L'Iran a signalé sa volonté d'envisager des compromis pour relancer l'accord sur le nucléaire avec les États-Unis, selon une récente interview accordée à la BBC. Cela survient alors que les forces américaines ont arraisonné un deuxième pétrolier dans l'océan Indien lié au Venezuela, et que d'autres événements internationaux se déroulent.
Dans une interview accordée à la BBC à Téhéran, le vice-ministre iranien des Affaires étrangères, Majid Takht-Ravanchi, a déclaré que l'Iran était prêt à discuter de compromis si les États-Unis étaient disposés à lever les sanctions. Les responsables américains, cependant, ont souligné à plusieurs reprises que l'Iran freine les progrès dans le processus de négociation prolongé. Samedi, le secrétaire d'État américain Marco Rubio a déclaré que le président Donald Trump préférait un accord, mais qu'il était "très difficile" d'en conclure un avec l'Iran.
Parallèlement, les forces militaires américaines ont arraisonné un autre pétrolier sanctionné dans l'océan Indien après avoir suivi le navire depuis la mer des Caraïbes. Cette action fait partie d'un effort visant à cibler le pétrole illicite lié au Venezuela, a déclaré le Pentagone dimanche. Le Venezuela est confronté à des sanctions américaines sur son pétrole depuis plusieurs années, s'appuyant sur une flotte fantôme de pétroliers faussement pavillonés pour faire passer du brut en contrebande dans les chaînes d'approvisionnement mondiales. Donald Trump a ordonné une quarantaine des pétroliers sanctionnés en décembre pour faire pression sur le président, Nicolás Maduro, avant que Maduro ne soit appréhendé en janvier lors d'une opération militaire américaine.

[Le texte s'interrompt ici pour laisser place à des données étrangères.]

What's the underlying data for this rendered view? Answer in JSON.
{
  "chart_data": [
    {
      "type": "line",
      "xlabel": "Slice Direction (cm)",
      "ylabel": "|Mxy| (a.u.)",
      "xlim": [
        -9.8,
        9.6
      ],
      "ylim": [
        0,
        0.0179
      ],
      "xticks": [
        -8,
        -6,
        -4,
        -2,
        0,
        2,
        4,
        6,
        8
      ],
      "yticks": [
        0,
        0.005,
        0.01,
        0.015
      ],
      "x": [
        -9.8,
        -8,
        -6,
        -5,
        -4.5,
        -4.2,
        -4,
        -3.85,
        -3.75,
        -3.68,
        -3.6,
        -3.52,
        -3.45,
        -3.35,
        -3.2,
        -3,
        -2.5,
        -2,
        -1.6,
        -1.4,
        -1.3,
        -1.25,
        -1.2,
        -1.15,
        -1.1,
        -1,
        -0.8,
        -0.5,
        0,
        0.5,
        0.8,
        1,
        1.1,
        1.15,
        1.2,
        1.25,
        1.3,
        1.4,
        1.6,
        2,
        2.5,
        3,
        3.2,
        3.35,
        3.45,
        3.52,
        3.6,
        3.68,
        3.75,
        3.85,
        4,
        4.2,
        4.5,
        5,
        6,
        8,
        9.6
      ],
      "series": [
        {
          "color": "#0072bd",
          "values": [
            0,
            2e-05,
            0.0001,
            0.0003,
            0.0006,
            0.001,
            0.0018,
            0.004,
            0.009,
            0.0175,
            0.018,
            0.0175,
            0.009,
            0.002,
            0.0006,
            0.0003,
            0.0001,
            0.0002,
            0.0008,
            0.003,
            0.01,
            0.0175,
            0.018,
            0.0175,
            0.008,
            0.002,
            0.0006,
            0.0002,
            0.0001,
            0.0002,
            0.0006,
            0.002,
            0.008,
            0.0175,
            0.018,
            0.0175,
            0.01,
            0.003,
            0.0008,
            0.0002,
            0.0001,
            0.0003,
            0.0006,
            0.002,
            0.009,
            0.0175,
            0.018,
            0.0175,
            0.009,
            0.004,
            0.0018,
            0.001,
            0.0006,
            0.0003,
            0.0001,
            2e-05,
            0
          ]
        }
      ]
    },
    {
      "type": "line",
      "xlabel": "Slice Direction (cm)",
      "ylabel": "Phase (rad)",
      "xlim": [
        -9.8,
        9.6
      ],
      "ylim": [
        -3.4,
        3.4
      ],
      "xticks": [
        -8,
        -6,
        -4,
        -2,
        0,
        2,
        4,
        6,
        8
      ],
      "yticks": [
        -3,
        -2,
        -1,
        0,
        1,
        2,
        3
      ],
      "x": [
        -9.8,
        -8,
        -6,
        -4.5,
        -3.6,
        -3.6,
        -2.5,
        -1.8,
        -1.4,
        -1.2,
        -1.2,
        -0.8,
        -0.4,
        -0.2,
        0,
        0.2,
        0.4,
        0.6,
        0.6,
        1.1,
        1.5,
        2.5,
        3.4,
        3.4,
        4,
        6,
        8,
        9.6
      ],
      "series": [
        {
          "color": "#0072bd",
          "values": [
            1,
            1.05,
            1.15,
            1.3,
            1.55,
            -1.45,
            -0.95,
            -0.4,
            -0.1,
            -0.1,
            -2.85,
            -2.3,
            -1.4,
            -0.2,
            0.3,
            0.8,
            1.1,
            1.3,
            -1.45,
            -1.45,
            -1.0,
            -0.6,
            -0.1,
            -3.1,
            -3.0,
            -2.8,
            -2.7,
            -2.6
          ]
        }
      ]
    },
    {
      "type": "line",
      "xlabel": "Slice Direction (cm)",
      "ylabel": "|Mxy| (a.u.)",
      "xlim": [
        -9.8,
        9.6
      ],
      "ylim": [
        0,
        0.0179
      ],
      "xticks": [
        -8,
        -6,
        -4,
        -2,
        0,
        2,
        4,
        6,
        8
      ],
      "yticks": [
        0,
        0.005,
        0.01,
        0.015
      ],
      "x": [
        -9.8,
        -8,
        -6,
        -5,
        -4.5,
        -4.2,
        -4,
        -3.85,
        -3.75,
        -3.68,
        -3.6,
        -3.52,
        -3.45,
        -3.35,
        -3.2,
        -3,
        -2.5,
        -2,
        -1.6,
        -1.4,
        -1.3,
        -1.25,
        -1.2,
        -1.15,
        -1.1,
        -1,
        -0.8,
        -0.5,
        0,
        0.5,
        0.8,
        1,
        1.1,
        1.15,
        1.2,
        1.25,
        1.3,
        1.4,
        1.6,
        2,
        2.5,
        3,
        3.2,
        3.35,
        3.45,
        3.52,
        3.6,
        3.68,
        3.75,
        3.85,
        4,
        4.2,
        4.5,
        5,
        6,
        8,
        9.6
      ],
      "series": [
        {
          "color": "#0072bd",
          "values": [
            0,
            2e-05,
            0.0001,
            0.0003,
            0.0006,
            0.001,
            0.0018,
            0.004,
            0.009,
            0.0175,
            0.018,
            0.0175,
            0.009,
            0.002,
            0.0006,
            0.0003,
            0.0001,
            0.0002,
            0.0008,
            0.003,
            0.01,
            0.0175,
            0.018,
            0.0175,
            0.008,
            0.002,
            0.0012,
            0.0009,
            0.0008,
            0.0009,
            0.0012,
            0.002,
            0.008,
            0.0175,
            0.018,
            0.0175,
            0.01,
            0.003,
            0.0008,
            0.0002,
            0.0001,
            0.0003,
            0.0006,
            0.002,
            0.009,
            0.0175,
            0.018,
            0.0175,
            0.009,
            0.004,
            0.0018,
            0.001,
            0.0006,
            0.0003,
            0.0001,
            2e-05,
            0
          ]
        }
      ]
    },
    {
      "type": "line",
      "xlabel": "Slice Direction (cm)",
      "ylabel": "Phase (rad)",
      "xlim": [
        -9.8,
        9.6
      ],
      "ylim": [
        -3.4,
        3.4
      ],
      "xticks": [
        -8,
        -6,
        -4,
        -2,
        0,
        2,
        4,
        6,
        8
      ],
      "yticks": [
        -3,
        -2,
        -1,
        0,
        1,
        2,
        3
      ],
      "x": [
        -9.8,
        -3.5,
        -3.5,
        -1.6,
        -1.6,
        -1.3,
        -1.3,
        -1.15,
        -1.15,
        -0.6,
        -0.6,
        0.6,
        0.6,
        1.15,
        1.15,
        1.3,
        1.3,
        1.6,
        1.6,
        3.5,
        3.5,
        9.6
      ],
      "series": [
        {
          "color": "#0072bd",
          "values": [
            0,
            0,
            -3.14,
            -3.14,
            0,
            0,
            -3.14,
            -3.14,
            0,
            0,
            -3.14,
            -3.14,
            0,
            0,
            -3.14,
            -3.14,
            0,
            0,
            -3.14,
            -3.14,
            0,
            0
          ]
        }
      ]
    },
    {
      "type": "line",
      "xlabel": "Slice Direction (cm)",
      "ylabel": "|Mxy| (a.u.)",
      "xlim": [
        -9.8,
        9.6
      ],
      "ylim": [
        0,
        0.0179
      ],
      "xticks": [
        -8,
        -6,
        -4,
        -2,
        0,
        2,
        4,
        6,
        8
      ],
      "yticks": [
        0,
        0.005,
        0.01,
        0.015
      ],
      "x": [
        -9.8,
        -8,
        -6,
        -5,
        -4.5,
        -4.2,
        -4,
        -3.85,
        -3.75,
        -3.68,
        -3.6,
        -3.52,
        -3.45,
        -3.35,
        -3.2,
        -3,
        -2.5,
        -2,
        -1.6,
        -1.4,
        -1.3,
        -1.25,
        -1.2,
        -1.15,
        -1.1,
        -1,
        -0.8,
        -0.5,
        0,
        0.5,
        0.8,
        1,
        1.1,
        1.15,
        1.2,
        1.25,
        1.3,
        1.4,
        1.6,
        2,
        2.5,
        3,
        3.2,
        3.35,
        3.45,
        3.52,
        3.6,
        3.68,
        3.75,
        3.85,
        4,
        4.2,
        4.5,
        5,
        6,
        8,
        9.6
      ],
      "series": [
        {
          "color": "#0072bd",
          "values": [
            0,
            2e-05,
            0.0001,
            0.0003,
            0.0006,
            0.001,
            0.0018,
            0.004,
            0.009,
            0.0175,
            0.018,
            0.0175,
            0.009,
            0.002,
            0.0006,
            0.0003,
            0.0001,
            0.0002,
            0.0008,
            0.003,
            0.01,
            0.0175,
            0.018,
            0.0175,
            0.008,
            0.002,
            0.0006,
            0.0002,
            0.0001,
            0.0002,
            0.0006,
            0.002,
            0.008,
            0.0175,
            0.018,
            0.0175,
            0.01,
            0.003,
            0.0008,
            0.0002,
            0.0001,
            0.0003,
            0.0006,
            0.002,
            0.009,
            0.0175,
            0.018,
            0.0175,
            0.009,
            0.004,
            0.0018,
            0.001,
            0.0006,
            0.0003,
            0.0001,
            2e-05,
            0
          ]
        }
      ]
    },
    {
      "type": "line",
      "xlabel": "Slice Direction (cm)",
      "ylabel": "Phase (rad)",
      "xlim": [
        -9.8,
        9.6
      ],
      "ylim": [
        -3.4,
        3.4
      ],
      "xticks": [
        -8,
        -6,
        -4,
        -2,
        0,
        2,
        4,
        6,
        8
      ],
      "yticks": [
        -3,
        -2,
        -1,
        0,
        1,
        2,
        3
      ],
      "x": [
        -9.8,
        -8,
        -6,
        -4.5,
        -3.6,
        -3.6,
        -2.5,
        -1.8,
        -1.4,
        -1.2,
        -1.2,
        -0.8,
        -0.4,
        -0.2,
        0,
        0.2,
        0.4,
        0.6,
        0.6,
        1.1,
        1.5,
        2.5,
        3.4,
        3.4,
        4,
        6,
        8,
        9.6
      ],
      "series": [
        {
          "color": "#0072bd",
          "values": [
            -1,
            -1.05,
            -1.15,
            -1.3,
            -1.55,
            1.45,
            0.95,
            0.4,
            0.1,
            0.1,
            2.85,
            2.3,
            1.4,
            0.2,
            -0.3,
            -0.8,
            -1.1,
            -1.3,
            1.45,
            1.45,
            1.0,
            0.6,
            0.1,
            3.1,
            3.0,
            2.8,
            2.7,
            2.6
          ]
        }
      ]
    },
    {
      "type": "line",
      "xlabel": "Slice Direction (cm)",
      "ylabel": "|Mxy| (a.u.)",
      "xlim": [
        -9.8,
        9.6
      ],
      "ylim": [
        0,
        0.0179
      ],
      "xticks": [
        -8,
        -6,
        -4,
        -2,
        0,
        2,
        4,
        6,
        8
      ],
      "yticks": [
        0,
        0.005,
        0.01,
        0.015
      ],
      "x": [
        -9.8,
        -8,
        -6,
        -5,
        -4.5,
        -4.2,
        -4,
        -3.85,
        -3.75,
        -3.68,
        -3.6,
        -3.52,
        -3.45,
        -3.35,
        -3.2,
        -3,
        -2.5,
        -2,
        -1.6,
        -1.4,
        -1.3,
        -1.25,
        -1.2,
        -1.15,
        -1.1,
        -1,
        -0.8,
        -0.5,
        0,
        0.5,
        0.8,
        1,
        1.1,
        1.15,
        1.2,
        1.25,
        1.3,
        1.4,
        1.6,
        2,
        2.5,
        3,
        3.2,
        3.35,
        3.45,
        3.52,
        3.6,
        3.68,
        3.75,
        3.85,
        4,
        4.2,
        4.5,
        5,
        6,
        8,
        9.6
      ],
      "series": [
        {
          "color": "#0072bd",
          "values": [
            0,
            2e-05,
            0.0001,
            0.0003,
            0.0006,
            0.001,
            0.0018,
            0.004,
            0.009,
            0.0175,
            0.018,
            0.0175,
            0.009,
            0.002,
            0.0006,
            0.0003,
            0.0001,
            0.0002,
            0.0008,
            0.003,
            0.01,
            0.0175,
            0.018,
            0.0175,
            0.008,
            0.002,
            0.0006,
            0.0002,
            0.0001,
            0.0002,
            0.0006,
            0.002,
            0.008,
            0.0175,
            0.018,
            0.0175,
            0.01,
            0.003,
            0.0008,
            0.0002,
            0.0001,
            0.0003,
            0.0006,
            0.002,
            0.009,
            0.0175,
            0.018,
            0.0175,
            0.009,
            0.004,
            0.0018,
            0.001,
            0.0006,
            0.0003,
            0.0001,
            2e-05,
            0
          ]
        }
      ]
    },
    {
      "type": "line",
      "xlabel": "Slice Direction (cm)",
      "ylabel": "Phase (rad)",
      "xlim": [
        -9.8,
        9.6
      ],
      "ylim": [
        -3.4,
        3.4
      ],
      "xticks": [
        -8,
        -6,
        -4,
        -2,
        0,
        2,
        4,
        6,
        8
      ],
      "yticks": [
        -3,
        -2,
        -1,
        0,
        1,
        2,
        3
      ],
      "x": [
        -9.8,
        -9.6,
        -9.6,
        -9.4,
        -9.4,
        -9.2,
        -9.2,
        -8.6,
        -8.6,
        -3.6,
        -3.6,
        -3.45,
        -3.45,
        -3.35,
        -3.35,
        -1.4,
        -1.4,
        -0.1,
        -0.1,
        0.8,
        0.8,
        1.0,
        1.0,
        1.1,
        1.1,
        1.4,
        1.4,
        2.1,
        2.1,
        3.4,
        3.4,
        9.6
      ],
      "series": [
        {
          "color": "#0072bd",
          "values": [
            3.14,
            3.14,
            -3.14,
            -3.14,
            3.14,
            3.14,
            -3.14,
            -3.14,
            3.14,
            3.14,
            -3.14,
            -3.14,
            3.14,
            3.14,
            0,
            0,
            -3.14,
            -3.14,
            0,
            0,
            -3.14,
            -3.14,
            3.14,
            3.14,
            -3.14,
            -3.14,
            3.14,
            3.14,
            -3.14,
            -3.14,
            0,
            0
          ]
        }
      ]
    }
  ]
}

Dans d'autres nouvelles, les diplomates à La Havane se préparent à un éventuel changement de tactique américaine concernant Cuba. Selon The Guardian, les ambassadeurs des pays traditionnellement alliés aux États-Unis expriment une frustration croissante face à la tentative de Washington de destituer le gouvernement cubain. Ils élaborent simultanément des plans pour faire face aux difficultés économiques du pays, qui ont été exacerbées par un manque de carburant, de touristes et d'argent liquide.
Ailleurs, le prince Andrew fait l'objet d'un nouvel examen minutieux. Des courriels publiés dans le Telegraph suggèrent qu'en 2010, le prince Andrew, alors prince, a demandé des informations aux responsables du Trésor sur les problèmes bancaires en Islande. Ce briefing a ensuite été partagé avec Jonathan Rowland, une relation d'affaires d'Andrew, dont le père, David Rowland, a repris une partie d'une banque islandaise en faillite. Cela a conduit à une pression accrue sur l'ancien prince concernant les allégations selon lesquelles il aurait abusé de sa fonction publique en donnant des informations officielles à des associés privés.
Enfin, le Royaume-Uni est aux prises avec des défis économiques. Alors que l'économie nationale affiche des chiffres moroses, la ville de Manchester connaît une période de croissance. Selon Faisal Islam, rédacteur économique à BBC Business, les plans de régénération de la ville, soutenus par les gouvernements centraux de tout le spectre politique, "fleurissent". Cela a soulevé des questions quant à savoir si Manchester pourrait servir de modèle pour relancer la croissance dans tout le Royaume-Uni.